Abstract: This book analyzes how the primary propaganda outlet of the Nazi party presented the History of Western art, literature, music, and thought according to the National Socialist worldview. It is a study of every major article the main newspaper of Hitler’s movement—The Völkischer Beobachter (Folkish Observer)—published about leading writers, composers, artists, and their works, including Germans like Luther, Dürer, Mozart, Schiller, Goethe, Beethoven, Schopenhauer, Wagner, and Nietzsche, non-Germans such as Socrates, Da Vinci, Michelangelo, Byron, Rimbaud, Picasso, and Stravinsky, and minor figures they preferred over “enemies” such as Heinrich Heine and Thomas Mann. My extensive archival research demonstrates how Nazi Germany attempted to appropriate not only the Germany of “Poets and Thinkers,” but History of Western Humanities from Ancient Greece through the Second World War. Nazi leaders viewed their movement as the culmination of Western Civilization, and this book leads readers through their cultural self-justification. Indeed, it is the first comprehensive survey of the terms National Socialist propagandists used to discuss the great names of European culture.
This database is "under construction." It is housed as a "Library" in a Public Group of Zotero.org. This will allow you to easily search the listings by tags, especially the names of major creative figures covered in the articles.
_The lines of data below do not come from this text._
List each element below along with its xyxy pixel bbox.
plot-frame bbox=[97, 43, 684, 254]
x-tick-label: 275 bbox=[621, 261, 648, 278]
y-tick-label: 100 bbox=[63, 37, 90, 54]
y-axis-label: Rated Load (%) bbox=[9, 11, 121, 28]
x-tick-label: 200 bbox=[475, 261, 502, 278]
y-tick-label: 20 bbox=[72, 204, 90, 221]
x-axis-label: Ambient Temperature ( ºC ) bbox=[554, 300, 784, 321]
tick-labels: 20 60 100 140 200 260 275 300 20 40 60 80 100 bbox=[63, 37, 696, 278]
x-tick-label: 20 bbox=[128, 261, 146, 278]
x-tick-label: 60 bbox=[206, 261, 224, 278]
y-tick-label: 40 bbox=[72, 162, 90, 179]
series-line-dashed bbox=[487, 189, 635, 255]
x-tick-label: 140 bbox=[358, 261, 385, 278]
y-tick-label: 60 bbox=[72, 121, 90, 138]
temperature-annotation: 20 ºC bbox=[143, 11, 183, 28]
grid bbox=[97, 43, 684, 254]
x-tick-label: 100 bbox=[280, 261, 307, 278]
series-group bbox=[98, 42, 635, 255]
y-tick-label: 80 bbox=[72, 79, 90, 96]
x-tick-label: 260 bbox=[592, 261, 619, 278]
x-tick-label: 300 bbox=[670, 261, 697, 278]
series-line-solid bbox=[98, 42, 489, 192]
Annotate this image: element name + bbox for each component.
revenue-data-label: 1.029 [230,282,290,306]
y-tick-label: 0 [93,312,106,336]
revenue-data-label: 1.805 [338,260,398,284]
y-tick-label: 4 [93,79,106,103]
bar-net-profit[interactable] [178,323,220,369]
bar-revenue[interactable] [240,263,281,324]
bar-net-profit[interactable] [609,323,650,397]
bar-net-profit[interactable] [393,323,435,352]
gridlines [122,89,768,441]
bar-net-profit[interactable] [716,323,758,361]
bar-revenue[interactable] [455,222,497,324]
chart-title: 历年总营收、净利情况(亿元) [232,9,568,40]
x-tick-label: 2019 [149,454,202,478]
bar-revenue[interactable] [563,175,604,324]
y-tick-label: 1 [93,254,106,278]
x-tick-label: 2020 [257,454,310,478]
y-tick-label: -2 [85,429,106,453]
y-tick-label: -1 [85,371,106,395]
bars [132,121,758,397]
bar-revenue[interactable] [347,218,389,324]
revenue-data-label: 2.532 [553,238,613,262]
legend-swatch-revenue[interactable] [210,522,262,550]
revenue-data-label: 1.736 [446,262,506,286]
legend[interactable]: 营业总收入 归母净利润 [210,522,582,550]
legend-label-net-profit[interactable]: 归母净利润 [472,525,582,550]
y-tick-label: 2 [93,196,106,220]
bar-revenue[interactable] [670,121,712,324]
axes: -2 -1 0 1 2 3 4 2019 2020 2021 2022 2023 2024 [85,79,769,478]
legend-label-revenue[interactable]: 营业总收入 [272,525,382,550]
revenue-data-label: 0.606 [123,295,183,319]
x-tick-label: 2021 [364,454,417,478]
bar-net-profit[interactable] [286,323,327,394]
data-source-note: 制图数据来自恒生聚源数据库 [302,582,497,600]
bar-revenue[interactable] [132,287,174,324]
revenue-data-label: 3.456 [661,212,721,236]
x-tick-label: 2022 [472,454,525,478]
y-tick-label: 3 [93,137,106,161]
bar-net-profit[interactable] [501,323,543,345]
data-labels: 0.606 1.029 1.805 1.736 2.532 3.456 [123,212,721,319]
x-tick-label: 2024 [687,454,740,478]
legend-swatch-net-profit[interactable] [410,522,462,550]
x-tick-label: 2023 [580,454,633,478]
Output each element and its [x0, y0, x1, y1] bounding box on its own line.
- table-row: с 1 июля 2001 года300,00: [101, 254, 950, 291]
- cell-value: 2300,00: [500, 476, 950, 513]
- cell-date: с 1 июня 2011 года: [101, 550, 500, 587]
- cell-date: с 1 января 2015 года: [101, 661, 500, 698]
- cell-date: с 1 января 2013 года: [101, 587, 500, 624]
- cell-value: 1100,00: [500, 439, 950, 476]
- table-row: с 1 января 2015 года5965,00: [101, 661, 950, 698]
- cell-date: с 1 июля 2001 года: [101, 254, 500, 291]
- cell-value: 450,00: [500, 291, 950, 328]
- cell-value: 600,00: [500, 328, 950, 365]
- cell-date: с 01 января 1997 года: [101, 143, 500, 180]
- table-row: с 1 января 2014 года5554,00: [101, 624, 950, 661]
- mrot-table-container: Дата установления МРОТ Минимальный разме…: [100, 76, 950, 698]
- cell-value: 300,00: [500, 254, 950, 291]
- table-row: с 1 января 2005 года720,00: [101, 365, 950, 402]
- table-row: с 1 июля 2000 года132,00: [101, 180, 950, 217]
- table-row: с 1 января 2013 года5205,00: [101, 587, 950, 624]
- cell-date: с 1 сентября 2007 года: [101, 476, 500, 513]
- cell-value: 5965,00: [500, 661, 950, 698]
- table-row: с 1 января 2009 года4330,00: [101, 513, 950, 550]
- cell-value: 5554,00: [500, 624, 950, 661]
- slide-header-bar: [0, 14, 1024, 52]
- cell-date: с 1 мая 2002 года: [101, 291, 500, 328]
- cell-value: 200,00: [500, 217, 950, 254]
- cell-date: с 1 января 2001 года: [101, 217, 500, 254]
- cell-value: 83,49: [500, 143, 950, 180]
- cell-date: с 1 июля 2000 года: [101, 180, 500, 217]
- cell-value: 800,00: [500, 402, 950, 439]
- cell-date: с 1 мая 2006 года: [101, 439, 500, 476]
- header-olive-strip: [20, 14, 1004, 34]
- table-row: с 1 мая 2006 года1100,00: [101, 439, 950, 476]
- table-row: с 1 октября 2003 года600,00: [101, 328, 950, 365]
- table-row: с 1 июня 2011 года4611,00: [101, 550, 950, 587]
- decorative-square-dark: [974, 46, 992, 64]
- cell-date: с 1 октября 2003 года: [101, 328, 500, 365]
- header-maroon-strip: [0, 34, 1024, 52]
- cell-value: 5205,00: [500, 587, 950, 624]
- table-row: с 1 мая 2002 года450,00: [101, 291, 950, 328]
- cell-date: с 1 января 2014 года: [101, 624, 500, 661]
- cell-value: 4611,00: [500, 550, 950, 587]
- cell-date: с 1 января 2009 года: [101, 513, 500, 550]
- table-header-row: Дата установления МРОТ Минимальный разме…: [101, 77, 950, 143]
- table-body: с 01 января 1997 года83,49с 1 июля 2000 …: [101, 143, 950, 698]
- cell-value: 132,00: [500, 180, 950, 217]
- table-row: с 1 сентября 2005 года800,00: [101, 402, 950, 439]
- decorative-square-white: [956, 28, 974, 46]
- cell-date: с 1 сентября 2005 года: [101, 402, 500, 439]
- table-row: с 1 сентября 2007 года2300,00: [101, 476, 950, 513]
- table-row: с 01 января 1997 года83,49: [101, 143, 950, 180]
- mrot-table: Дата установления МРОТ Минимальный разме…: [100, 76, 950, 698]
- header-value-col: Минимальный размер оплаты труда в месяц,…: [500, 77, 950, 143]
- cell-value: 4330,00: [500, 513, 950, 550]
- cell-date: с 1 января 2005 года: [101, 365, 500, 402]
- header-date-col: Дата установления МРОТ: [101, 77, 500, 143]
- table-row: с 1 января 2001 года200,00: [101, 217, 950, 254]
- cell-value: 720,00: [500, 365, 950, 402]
This will provide you with the author, title, and date on which the article appeared in the newspaper. You will then need to order a copy via ILL. I am working to scan all of the articles, then I will add links to those PDFs.
From the cover: This absorbing book chronicles the exploitation of Beethoven’s life and work by German political parties from the founding of the modern nation to the East German Revolution of 1989. Drawing on a wealth of previously untapped archival resources, David B. Dennis examines how politicians have associated Beethoven with competing visions of German destiny, thereby transforming art and artist into powerful national symbols. Dennis shows for the first time that propagandists of every persuasion have equated Beethoven’s works with dogma. In the late nineteenth century, supporters of Bismarck and the German emperors endorsed a militaristic interpretation forged during the Franco-Prussian War, while opponents promoted portraits of Beethoven as revolutionary. In the First World War Beethoven was drawn into the trenches where Germans countered enemy allegations that they had forfeited the right to enjoy his music. Beethoven interpretations fragmented in the Weimar Republic, as every faction formulated its own variation. The Nazi view of the composer as Führer was enforced in the Third Reich. After 1945 German views of Beethoven corresponded to the division of the nation, but when the Iron Curtain collapsed in 1989 one sentiment rose to dominance: that all people could become brothers, just as the composer had wished in his Ninth Symphony. By establishing connections between Beethoven’s art and public policy, Dennis has written a book of compelling interest to historians, musicologists, and Beethoven enthusiasts alike.